野村證券がまもなく調査報告提出、広島県の「公民連携型」動物愛護センター、PFIで建設、2022年度開所目標

広島県が動物愛護センターの移転計画に並行して、同センターをPPP/PFIの手法を使って整備・運用しようとしています。3年後、2022年度開所が目標です。

PPP(パブリックプライベートパートナーシップ)は公民連携ともいい、運営委託や指定管理など民間のノウハウや活力を取り入れ、行政サービス改革を進めます。
https://www8.cao.go.jp/pfi/actionplan/action_index.html

動物愛護センターの所管課である広島県食品生活衛生課は「広島県新動物愛護センター移転整備に係るPPP/PFI導入詳細検討業務委託仕様書」を4月17日に公表して、委託調査先を公募しました。5月23日に入札を実施した結果、野村證券が落札しています。

そう、証券会社の野村證券です。

契約金額は約612万円です。もう1社応札した日本経済研究所が提示した800万円より野村證券が安かったのが決め手でしょう。
仕様書によると、新しい愛護センターは現在と同じ三原市本郷町内ですが、クルマで15分ほど離れた広島空港近くの県有地(1万3458平方メートル)に整備します。現在は山の中腹にあり不便ですが、空港の近くなら人が集まりやすく、魅力的な施設にすることができると考えたようです。

本館、運動場、動物ふれあい広場、駐車場に加え、民間事業者が整備・運営にあたる付帯施設(ペット用品売場、ドッグラン、カフェ、ペットホテルなど)も作ります。

動物愛護センターは移転後も狂犬病予防法や動物愛護管理法に基づく業務を行います。委託調査はPPP/PFIの対象とする事業やその運営方式、事業期間、官民のリスク分担などを検討することになっていますが、野良犬の抑留や許認可、登録事務など法定の業務は今後も県が行うものと見られます。

報告の提出期限(委託期間の終了日)は8月31日です。

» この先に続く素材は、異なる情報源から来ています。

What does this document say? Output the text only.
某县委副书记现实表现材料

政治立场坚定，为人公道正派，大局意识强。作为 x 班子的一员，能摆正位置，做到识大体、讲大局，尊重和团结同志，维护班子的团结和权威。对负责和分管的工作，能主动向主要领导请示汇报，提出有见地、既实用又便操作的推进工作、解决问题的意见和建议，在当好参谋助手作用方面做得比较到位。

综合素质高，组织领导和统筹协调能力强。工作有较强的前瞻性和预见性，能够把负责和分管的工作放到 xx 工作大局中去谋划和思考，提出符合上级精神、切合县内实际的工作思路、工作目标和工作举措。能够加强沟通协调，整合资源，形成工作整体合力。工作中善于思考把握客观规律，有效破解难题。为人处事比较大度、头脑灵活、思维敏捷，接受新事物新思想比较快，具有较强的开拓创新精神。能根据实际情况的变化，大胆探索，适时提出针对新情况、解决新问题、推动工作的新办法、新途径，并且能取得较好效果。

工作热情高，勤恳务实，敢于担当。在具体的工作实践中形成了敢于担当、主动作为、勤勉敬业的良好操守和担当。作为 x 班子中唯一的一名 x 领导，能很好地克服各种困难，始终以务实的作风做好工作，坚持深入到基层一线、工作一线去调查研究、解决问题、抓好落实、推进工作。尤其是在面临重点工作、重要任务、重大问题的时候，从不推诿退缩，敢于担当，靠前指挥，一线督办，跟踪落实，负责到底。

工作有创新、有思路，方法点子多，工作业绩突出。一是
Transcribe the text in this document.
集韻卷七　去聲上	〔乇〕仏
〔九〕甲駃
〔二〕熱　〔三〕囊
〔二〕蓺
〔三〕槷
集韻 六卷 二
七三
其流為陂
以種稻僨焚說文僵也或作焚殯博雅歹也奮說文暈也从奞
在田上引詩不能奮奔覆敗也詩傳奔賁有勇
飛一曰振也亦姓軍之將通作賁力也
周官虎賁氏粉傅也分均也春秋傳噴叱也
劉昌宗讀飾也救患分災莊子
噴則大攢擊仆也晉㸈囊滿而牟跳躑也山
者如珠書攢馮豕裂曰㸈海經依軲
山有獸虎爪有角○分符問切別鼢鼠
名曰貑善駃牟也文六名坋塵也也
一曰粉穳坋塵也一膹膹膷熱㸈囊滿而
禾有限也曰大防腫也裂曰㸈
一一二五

わずか3ヶ月の間にまとめる調査とは極めて珍しく、既存の文献や事例報告を参考に描き出すことにならざるを得ないはずです。

野村證券は、欧米風に言えば資金調達をアドバイスする投資銀行でもありますから、純粋にファイナンスの専門家として動物愛護センターの事業を分析し、県の意見を反映させつつ、センター全体の建設・運営や付帯施設の誘致方法などを提言するのではないでしょうか。

期間中に5回ほど県庁で打ち合わせすることも仕様書に明記されていて、実質的には県食品生活衛生課の下請けの立場かもしれません。締め切りの8月末は過ぎていますが、県との協議で内容の微調整を施しているらしく、報告書はまだ出来上がっていないようです。

広島県は2018年3月に「広島県動物愛護センターにおける収容・譲渡業務等のあり方について」という報告書をまとめ、その中で空港周辺に動物愛護センターを移転する方針を打ち出していました。

同年3月19日開催の県動物愛護管理推進協議会では「賑わいになるような付随する事業の実施を民間委託も含めて検討して頂きたい」との要望も出ていました。

今回の委託調査は、民間事業者参画意向調査や事業スキームに対する意見聴取も行うことになっています。野村證券がどんな事業者から意見を聞いたのかも興味深いところです。